For periodic sounds, the sinusoidal components are all harmonics of some fundamental frequency. If in addition they can be constrained to vary together in amplitude over time, then they can be implemented using a single wavetable containing one period of the sound. Amplitude shaping is handled by multiplying the output of the wavetable look-up by an amplitude-envelope generated separately [186,167]. Using interpolation (typically linear, but sometimes better), the table may be played back at any fundamental frequency, and its output is then multiplied by the amplitude envelope shared by all harmonics. (The harmonics may still have arbitrary relative levels.) This form of ``wavetable synthesis'' was commonly used in the early days of computer music. This method is still commonly used for synthesizing harmonic spectra.^G.8

Note that sometimes the term ``wavetable synthesis'' is used to refer to what was originally called sampling synthesis: playback of sampled tones from memory, with looping of the steady-state portion to create an arbitrarily long sustain [165,27,107,193]. This book adheres to the original terminology. For sampling synthesis, spectral phase-modifications (Chapter 8) can be used to provide perfectly seamless loops [165].

Group-Additive Synthesis

The basic idea of group-additive synthesis [130,69] is to employ a set of wavetables, each modeling a harmonic subset of the tonal components making up the overall spectrum of the synthesized tone.

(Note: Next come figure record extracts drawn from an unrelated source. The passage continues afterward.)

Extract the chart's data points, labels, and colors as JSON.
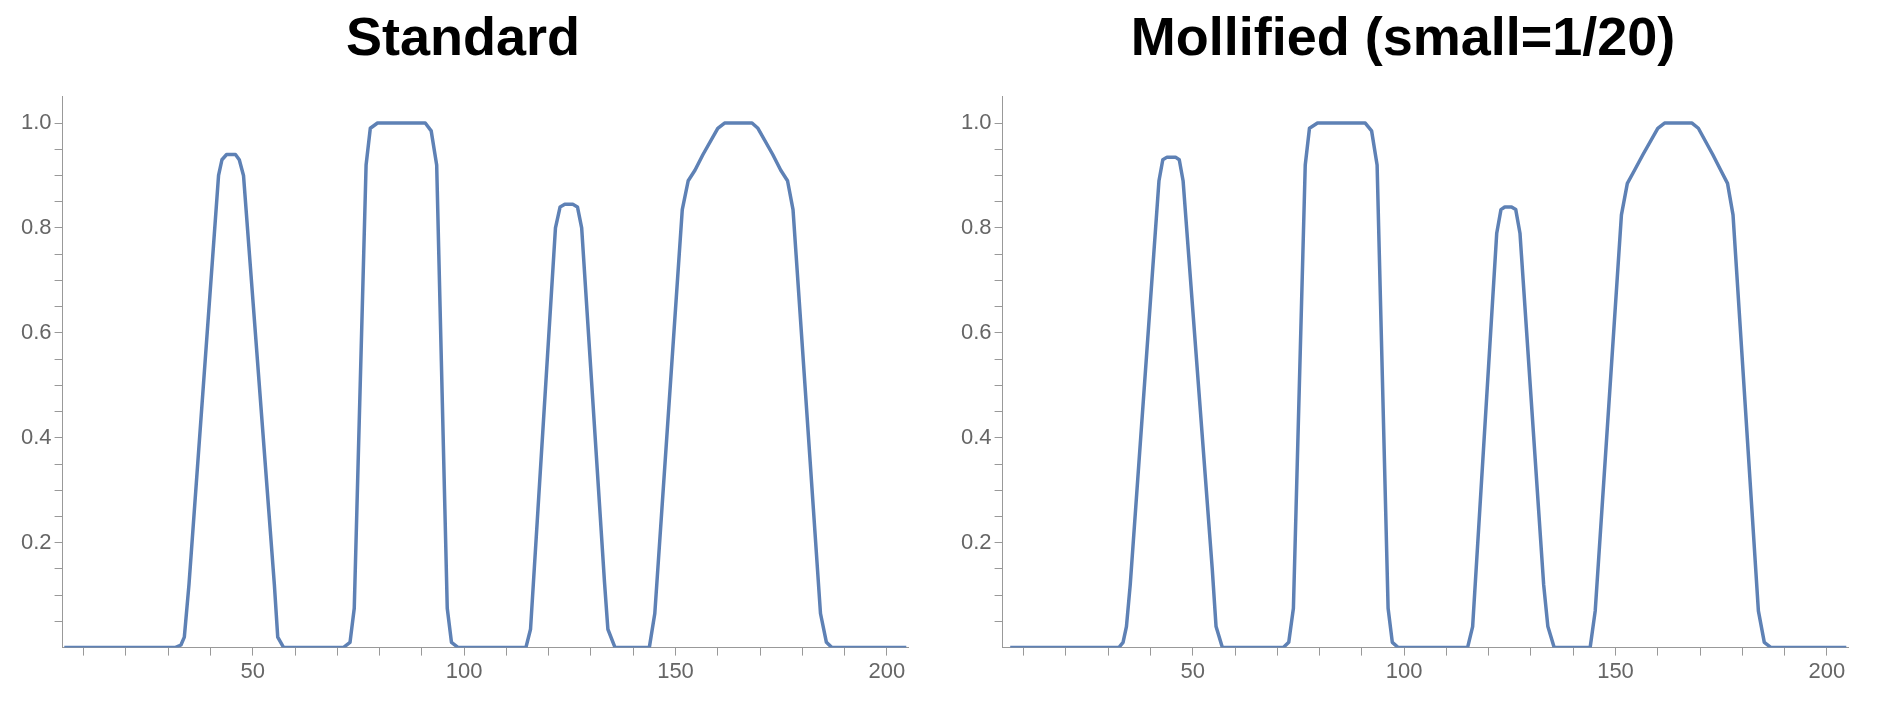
{
  "chart_data": [
    {
      "type": "line",
      "title": "Standard",
      "color": "#5e81b5",
      "xlim": [
        5,
        205
      ],
      "ylim": [
        0,
        1.05
      ],
      "x": [
        5.4,
        31.6,
        33,
        33.8,
        34.9,
        41.9,
        42.7,
        43.8,
        45.9,
        46.8,
        47.8,
        55.1,
        55.9,
        57.3,
        71.4,
        73,
        74,
        76.8,
        77.8,
        79.5,
        90.8,
        92.2,
        93.5,
        96,
        97,
        98.6,
        114.6,
        115.7,
        121.6,
        122.7,
        123.8,
        125.7,
        126.8,
        127.8,
        133.2,
        134,
        135.7,
        143.8,
        145.1,
        151.6,
        153,
        154.6,
        156.5,
        160,
        161.6,
        168.1,
        169.5,
        173,
        174.9,
        176.5,
        177.8,
        184.3,
        185.7,
        187,
        204.6
      ],
      "values": [
        0,
        0,
        0.005,
        0.02,
        0.12,
        0.9,
        0.93,
        0.94,
        0.94,
        0.93,
        0.9,
        0.12,
        0.02,
        0,
        0,
        0.01,
        0.075,
        0.92,
        0.99,
        1,
        1,
        0.985,
        0.92,
        0.075,
        0.01,
        0,
        0,
        0.035,
        0.8,
        0.84,
        0.845,
        0.845,
        0.84,
        0.8,
        0.125,
        0.035,
        0,
        0,
        0.065,
        0.835,
        0.89,
        0.91,
        0.94,
        0.99,
        1,
        1,
        0.99,
        0.94,
        0.91,
        0.89,
        0.835,
        0.065,
        0.01,
        0,
        0
      ],
      "xticks": [
        {
          "value": 10,
          "label": null
        },
        {
          "value": 20,
          "label": null
        },
        {
          "value": 30,
          "label": null
        },
        {
          "value": 40,
          "label": null
        },
        50,
        {
          "value": 60,
          "label": null
        },
        {
          "value": 70,
          "label": null
        },
        {
          "value": 80,
          "label": null
        },
        {
          "value": 90,
          "label": null
        },
        100,
        {
          "value": 110,
          "label": null
        },
        {
          "value": 120,
          "label": null
        },
        {
          "value": 130,
          "label": null
        },
        {
          "value": 140,
          "label": null
        },
        150,
        {
          "value": 160,
          "label": null
        },
        {
          "value": 170,
          "label": null
        },
        {
          "value": 180,
          "label": null
        },
        {
          "value": 190,
          "label": null
        },
        200
      ],
      "yticks": [
        {
          "value": 0.05,
          "label": null
        },
        {
          "value": 0.1,
          "label": null
        },
        {
          "value": 0.15,
          "label": null
        },
        0.2,
        {
          "value": 0.25,
          "label": null
        },
        {
          "value": 0.3,
          "label": null
        },
        {
          "value": 0.35,
          "label": null
        },
        0.4,
        {
          "value": 0.45,
          "label": null
        },
        {
          "value": 0.5,
          "label": null
        },
        {
          "value": 0.55,
          "label": null
        },
        0.6,
        {
          "value": 0.65,
          "label": null
        },
        {
          "value": 0.7,
          "label": null
        },
        {
          "value": 0.75,
          "label": null
        },
        0.8,
        {
          "value": 0.85,
          "label": null
        },
        {
          "value": 0.9,
          "label": null
        },
        {
          "value": 0.95,
          "label": null
        },
        {
          "value": 1,
          "label": "1.0"
        }
      ]
    },
    {
      "type": "line",
      "title": "Mollified (small=1/20)",
      "color": "#5e81b5",
      "xlim": [
        5,
        205
      ],
      "ylim": [
        0,
        1.05
      ],
      "x": [
        6.8,
        32.5,
        33.5,
        34.3,
        35.2,
        42,
        42.9,
        43.9,
        45.9,
        46.8,
        47.7,
        54.6,
        55.5,
        57,
        71.4,
        72.7,
        73.8,
        76.6,
        77.6,
        79.5,
        90.8,
        92.3,
        93.6,
        96.2,
        97.2,
        98.6,
        115,
        116.2,
        121.9,
        122.9,
        123.8,
        125.4,
        126.4,
        127.4,
        133,
        134,
        135.5,
        144,
        145.2,
        151.4,
        152.8,
        154.5,
        156.5,
        160,
        161.6,
        168.1,
        169.6,
        173,
        174.9,
        176.5,
        177.8,
        183.8,
        185.2,
        186.8,
        204.6
      ],
      "values": [
        0,
        0,
        0.01,
        0.04,
        0.12,
        0.89,
        0.93,
        0.935,
        0.935,
        0.93,
        0.89,
        0.15,
        0.04,
        0,
        0,
        0.01,
        0.075,
        0.92,
        0.99,
        1,
        1,
        0.985,
        0.92,
        0.075,
        0.01,
        0,
        0,
        0.04,
        0.79,
        0.835,
        0.84,
        0.84,
        0.835,
        0.79,
        0.12,
        0.04,
        0,
        0,
        0.07,
        0.825,
        0.885,
        0.91,
        0.94,
        0.99,
        1,
        1,
        0.99,
        0.94,
        0.91,
        0.885,
        0.825,
        0.07,
        0.01,
        0,
        0
      ],
      "xticks": [
        {
          "value": 10,
          "label": null
        },
        {
          "value": 20,
          "label": null
        },
        {
          "value": 30,
          "label": null
        },
        {
          "value": 40,
          "label": null
        },
        50,
        {
          "value": 60,
          "label": null
        },
        {
          "value": 70,
          "label": null
        },
        {
          "value": 80,
          "label": null
        },
        {
          "value": 90,
          "label": null
        },
        100,
        {
          "value": 110,
          "label": null
        },
        {
          "value": 120,
          "label": null
        },
        {
          "value": 130,
          "label": null
        },
        {
          "value": 140,
          "label": null
        },
        150,
        {
          "value": 160,
          "label": null
        },
        {
          "value": 170,
          "label": null
        },
        {
          "value": 180,
          "label": null
        },
        {
          "value": 190,
          "label": null
        },
        200
      ],
      "yticks": [
        {
          "value": 0.05,
          "label": null
        },
        {
          "value": 0.1,
          "label": null
        },
        {
          "value": 0.15,
          "label": null
        },
        0.2,
        {
          "value": 0.25,
          "label": null
        },
        {
          "value": 0.3,
          "label": null
        },
        {
          "value": 0.35,
          "label": null
        },
        0.4,
        {
          "value": 0.45,
          "label": null
        },
        {
          "value": 0.5,
          "label": null
        },
        {
          "value": 0.55,
          "label": null
        },
        0.6,
        {
          "value": 0.65,
          "label": null
        },
        {
          "value": 0.7,
          "label": null
        },
        {
          "value": 0.75,
          "label": null
        },
        0.8,
        {
          "value": 0.85,
          "label": null
        },
        {
          "value": 0.9,
          "label": null
        },
        {
          "value": 0.95,
          "label": null
        },
        {
          "value": 1,
          "label": "1.0"
        }
      ]
    }
  ]
}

Since each wavetable oscillator is independent, inharmonic sounds can be synthesized to some degree of approximation, and the amplitude envelopes are not completely locked together. It is important to be aware that human audio perception cannot tell the difference between harmonic and inharmonic partials at high frequencies (where ``high'' depends on the fundamental frequency and timbre to some extent). Thus, group-additive synthesis provides a set of intermediate points between wavetable synthesis and all-out additive synthesis.